A GPS-reflections receiver that computes Doppler/delay maps in real time

This paper describes a new instrument that was specially designed and developed to gather global positioning system (GPS) signals after they have been reflected from suitable surfaces (sea, ice, and ground), for Earth remote sensing. The device has been called the GPS open-loop differential real-time receiver (GOLD-RTR). Its main and most innovative feature is its computation and storage, in real time, of complex-valued (I and Q) cross correlations (waveforms) between GPS L1-C/A signals-received directly and after reflection-and the corresponding models of these signals. Particularly, the GOLD-RTR schedules consecutive coherent integration time slots of 1 ms over which ten parallel correlation channels, with 64 lags each, work simultaneously and continuously with the input raw data sampled at 40 MHz. The total throughput is 10 000 waveforms per second, each waveform being 64 lags long.

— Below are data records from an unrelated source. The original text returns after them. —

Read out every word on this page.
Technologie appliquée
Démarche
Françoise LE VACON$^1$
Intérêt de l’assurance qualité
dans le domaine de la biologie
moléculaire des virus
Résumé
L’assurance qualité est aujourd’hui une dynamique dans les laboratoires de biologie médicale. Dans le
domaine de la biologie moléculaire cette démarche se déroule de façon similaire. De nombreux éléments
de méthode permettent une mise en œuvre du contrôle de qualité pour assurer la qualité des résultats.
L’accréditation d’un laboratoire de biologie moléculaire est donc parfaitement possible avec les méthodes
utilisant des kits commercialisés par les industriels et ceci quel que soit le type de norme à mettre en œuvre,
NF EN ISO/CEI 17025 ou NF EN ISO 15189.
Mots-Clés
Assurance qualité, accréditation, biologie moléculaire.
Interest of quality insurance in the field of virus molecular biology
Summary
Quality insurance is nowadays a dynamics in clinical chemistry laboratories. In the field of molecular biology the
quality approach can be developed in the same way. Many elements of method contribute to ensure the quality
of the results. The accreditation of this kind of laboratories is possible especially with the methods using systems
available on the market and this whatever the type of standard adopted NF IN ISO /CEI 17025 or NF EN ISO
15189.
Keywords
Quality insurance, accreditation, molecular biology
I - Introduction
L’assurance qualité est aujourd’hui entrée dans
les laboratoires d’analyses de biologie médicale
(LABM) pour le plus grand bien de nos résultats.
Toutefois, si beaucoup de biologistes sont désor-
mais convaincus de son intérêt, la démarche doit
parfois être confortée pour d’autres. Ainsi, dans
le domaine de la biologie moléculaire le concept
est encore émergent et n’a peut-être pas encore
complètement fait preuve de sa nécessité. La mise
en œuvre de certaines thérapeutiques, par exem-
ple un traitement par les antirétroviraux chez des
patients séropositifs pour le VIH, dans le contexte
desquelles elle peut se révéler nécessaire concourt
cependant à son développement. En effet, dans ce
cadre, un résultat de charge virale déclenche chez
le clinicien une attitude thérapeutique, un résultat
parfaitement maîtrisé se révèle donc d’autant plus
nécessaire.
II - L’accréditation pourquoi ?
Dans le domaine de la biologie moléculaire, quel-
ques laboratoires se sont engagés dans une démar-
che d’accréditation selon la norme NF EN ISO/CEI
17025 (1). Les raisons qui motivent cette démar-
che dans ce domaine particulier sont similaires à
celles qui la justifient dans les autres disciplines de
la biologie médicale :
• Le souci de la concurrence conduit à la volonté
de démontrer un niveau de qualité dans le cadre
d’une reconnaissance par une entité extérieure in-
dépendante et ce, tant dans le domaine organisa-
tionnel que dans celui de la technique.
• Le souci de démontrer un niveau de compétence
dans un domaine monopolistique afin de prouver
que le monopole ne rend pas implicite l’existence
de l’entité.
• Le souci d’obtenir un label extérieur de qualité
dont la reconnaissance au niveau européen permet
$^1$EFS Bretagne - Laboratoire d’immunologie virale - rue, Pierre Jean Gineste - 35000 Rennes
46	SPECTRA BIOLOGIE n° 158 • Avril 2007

These real-time correlation resources can be flexibly distributed in several configurations according to the observational requirements, for instance: Doppler/delay maps or up to ten simultaneous reflected waveforms for ten different GPS satellites are examples of what can be done. The further processing of the real-time computed 1-ms waveforms in a flight campaign over the ocean, ice, or ground can be used to obtain geophysical parameters such as sea level and tides, sea surface mean-square slopes, ice roughness and thickness, soil moisture and biomass, or future applications. This paper covers the GOLD-RTR architecture and hardware, signal processing and data storage issues, machine-user interface, laboratory readiness tests, and waveform data samples from the first two jet aircraft campaigns at 9300 in over the sea.